WESTHAMPTON, Mass. (WWLP) - In a follow up to a story 22News told you about last year, fruit trees suffered damage from the unusual weather we had in 2012.
Last years warm winter started an early blossom of fruit trees, not a good thing if that warm weather is followed by a late frost.
"I lost about two acres of apples that are on my lower area from frost that happened after the bloom, but a lot of orchards took a real beating from late frost because everything was already in bloom and apples were already formed when we had the cold weather," said Brad Morse, the co-owner of Outlook Farm in Westhampton.
At Outlook Farm in Westhampton, they're seeing signs that this spring won't take away some of their more popular fruits, like the Cortland apples.
"Cortlands are a huge, usually a huge crop and last year they weren't…They weren't as big as they usually are. They didn't come out like the rest of them did, they didn't grow the same," said Robin Hoch, the retail manager at Outlook Farm.
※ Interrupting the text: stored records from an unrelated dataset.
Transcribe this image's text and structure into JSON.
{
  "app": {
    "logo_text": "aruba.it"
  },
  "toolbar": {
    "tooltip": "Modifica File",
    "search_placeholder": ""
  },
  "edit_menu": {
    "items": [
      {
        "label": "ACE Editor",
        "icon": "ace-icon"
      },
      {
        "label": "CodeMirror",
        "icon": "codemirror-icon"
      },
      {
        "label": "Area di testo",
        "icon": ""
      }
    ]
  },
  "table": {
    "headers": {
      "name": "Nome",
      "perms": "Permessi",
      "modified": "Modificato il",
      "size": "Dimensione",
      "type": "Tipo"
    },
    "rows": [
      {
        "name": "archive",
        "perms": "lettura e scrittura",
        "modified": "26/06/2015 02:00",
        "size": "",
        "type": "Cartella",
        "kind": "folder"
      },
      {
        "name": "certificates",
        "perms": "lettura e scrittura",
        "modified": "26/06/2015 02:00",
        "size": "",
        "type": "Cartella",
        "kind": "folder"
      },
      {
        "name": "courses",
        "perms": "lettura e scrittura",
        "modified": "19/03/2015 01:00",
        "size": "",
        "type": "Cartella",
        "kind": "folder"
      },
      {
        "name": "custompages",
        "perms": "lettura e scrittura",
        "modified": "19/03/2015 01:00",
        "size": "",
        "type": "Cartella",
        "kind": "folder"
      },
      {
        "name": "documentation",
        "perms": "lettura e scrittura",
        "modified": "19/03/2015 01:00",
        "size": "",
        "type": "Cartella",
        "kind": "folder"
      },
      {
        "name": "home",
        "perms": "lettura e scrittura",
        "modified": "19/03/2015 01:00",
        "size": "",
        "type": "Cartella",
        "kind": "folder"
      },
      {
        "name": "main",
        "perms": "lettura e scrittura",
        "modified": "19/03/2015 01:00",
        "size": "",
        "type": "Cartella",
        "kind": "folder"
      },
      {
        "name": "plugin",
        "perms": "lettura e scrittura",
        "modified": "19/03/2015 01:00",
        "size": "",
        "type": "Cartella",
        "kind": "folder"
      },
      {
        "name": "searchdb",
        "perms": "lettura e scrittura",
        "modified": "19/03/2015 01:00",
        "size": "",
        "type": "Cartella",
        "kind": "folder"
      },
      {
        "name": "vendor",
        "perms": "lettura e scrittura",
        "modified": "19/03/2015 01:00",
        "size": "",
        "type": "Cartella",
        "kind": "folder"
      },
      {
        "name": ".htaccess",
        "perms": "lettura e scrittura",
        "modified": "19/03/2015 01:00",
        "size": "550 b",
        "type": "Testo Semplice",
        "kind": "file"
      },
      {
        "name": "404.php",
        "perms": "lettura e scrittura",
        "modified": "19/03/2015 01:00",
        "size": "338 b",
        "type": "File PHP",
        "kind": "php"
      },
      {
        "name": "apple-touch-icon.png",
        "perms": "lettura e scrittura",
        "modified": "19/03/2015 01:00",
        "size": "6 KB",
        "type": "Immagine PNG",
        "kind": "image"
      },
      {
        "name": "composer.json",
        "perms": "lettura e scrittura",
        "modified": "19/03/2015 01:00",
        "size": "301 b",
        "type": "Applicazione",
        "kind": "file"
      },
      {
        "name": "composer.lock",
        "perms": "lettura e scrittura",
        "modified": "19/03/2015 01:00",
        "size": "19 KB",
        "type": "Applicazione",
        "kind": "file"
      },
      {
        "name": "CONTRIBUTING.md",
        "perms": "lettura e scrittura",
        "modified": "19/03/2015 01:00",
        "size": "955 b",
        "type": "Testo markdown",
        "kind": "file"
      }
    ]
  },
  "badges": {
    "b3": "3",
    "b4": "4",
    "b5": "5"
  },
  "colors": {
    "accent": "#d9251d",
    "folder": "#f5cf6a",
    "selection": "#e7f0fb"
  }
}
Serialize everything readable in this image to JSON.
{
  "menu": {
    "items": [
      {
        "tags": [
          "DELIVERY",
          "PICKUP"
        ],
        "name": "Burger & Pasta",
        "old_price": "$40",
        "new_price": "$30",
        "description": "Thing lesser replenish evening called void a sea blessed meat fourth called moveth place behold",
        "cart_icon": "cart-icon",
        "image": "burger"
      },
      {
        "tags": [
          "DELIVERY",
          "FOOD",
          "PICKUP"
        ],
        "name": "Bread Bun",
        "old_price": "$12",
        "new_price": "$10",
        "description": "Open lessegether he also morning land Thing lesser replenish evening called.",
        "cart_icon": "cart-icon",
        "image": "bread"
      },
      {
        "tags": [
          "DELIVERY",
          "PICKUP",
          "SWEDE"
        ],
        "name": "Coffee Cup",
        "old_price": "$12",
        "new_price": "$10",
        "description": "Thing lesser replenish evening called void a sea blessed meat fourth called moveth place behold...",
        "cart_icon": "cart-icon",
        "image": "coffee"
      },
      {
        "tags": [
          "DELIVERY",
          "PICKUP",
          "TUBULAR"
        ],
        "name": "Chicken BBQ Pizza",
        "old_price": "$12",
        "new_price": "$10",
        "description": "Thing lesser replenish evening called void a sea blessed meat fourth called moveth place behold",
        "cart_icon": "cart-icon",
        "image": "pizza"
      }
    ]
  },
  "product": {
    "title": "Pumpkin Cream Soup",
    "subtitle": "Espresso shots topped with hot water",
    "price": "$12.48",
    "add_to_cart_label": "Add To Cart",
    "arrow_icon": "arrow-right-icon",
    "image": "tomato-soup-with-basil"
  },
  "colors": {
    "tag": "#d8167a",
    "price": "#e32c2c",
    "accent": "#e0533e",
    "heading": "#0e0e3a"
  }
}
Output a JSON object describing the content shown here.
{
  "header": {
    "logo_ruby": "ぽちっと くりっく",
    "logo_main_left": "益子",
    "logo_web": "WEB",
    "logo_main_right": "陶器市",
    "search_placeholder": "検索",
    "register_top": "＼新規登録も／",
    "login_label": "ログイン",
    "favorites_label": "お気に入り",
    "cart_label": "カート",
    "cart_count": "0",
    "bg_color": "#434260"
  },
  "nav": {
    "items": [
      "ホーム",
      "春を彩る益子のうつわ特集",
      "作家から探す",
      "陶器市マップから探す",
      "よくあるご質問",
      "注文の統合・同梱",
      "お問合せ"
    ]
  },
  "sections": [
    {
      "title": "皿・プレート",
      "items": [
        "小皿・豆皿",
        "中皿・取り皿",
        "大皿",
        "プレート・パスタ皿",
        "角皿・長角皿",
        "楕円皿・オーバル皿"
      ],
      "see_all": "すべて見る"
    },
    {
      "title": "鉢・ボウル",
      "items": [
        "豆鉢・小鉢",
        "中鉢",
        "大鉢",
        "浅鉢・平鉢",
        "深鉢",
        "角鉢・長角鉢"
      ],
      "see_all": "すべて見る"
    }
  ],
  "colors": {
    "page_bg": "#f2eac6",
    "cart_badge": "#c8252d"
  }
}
Fewer apples made for a twenty percent price increase last year. But this years cooler winter and early spring has slowed the growth of the fruit trees...which could bring prices back down if they have more crop.
The fruit trees at Outlook Farm are growing about 2-3 weeks slower than they did last year and that means that the fruit inside will be protected longer from any cold nights.
This means better chances that the fruit survives with the typical last frost by mid may.
A warm summer with no late frosts should mean you'll be able to pick your own apples, peaches, cherries and plums around Labor Day.